Even the results at ISO102,400 and ISO204,800 are okay, but they look more like the results of expansion settings than native values. At a relatively small size on-screen some darker areas are badly smudged, and elements in the JPEGs have a slight diffuse glow. Step down to ISO51,200/25,600 and there's a marked improvement – images look pretty good at A3 size, with just a fine texture of luminance noise visible in raw and JPEG files.
Colour-wise the K-1 produces vibrant images at the default settings. As usual there's an option to boost the saturation of JPEGs if you like, but I suspect that most K-1 users will prefer to process the raw files to get things looking just as they want them. Nevertheless, it's nice to be able to give JPEGs a bespoke look, and I like the results that are produced when saturation is reduced and contrast boosted in-camera.
As with the K-3 II, there's a boost to detail resolution and an improvement in colour gradation when the K-1's Pixel Shift Resolution system is employed, but it's only just visible in images viewed at 100%. The impact is subtle, and there's a significant boost in file size (but not image size), with raw files typically jumping from around 43MB to 155MB.
As promised by Pentax, activating the Motion Correction option enables both handheld shooting and the capture of scenes containing moving objects. Without Motion Correction the moving water of a river is flecked red, green and blue, but with it the water looks natural.
I shot a wide range of subjects during my testing, and I didn't come across any instances when I needed to use the AA filter simulator system.
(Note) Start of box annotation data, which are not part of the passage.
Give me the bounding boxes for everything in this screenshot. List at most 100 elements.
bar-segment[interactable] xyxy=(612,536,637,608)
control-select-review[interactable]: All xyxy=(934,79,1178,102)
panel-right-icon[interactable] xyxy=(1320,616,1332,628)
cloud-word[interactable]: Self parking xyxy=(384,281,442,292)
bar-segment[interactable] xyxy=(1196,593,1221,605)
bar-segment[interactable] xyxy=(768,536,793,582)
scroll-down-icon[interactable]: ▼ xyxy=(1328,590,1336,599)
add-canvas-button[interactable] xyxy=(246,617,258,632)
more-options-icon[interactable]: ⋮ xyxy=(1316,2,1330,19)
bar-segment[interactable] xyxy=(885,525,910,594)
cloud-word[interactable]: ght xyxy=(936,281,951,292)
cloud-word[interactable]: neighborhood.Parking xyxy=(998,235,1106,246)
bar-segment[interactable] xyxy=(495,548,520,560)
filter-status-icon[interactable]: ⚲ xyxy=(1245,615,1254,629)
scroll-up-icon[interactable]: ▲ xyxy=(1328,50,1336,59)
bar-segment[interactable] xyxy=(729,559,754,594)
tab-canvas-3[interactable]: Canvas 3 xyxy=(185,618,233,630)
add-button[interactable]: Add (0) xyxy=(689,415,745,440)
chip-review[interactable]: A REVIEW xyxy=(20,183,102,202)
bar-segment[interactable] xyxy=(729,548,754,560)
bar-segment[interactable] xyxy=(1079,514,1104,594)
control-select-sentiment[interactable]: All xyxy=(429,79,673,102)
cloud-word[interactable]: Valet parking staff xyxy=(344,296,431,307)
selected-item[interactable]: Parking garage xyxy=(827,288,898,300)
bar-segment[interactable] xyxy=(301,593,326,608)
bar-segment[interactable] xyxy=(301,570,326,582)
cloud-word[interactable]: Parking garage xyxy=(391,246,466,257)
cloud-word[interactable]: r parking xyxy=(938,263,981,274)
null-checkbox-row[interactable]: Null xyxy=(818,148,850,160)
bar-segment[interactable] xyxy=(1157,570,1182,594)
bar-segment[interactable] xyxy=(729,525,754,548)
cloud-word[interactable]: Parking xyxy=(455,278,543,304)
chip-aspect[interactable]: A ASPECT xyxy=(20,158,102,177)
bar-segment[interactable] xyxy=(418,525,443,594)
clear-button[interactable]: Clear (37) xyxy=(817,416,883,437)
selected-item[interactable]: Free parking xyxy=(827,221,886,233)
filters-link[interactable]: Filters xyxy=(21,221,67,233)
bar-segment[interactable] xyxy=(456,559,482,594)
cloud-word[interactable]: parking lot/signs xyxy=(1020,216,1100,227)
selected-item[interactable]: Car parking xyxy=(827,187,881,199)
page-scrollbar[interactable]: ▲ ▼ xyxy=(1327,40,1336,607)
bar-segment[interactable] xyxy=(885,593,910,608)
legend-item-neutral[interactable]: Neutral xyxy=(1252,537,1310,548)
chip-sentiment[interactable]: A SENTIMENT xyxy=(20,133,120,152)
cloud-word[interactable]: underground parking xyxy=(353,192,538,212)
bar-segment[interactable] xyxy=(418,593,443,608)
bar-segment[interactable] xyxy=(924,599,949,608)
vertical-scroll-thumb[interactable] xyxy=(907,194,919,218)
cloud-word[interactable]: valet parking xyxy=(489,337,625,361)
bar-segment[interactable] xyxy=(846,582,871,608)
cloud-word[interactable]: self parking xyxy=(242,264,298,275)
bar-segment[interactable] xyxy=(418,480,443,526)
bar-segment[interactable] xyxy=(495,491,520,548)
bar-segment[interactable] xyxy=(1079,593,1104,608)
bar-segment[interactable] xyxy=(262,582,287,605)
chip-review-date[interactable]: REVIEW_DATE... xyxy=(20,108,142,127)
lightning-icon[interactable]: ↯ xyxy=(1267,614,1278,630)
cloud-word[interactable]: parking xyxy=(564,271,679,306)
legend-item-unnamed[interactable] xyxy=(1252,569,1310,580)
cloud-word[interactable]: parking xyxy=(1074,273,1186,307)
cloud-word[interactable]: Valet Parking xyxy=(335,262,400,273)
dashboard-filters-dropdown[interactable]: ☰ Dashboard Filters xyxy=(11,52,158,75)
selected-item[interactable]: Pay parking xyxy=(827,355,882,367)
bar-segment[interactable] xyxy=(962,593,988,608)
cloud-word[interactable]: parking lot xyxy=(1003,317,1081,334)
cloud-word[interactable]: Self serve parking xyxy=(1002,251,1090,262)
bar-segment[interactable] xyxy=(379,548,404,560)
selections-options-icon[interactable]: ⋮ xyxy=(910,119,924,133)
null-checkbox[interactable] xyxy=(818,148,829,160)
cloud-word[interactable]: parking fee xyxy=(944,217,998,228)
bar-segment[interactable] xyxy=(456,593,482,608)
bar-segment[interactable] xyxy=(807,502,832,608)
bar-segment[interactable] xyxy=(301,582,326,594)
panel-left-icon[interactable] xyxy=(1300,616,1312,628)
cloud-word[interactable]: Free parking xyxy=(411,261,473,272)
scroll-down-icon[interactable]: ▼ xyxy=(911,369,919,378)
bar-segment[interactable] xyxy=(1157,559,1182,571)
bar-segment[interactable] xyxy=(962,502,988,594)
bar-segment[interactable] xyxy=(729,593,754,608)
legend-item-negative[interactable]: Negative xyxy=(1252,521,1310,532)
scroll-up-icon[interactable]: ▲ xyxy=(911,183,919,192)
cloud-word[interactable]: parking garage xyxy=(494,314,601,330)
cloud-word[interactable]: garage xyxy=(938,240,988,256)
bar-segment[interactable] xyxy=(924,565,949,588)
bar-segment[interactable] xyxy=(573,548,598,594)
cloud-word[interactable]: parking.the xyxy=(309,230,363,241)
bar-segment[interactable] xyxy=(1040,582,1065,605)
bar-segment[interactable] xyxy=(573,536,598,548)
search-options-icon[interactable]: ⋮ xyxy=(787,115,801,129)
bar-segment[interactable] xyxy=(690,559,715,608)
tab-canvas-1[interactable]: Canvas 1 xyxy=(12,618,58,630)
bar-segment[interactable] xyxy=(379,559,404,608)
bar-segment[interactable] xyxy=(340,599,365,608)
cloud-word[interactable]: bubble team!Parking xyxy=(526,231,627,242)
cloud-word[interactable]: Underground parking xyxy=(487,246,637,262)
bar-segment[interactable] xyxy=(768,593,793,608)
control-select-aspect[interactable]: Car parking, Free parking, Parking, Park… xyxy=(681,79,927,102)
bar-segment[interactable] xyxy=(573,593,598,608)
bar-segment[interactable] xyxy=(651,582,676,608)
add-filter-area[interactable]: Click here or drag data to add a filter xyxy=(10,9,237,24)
Pentax cameras and lenses aren't the natural choice of sports photographers, as they're not known for their automatic focusing speed. With the right lens the K-1's AF system can be pretty snappy, but it can't keep up with children moving around quickly, or a bounding dog. I shot several sequences of images of a dog running towards me, and even though the active focus point was on the dog's face, the sharp point is further down its body – if the dog slowed to a walk the K-1 was able to keep up.
Switching to live view mode, the contrast detection system delivers a typical non-hybrid focusing SLR experience – it's slow, and adjusts backwards and forwards before settling on the target. Anyone shooting video is advised to stick with manual focusing if they need to adjust focus during recording.
In other respects the K-1 produces high-quality video footage, with good detail levels and pleasant colours.
The K-1's Multi-segment metering system can be a little unpredictable – in some instances it produces perfect exposures with no intervention, but on other occasions fairly extreme exposure adjustment is required. When shooting a peacock against a background of sunlit grass, for example, I found I had to dial in +1.7EV compensation to get the bird anywhere close to correctly exposed; even switching to centre-weighted metering didn't solve the problem.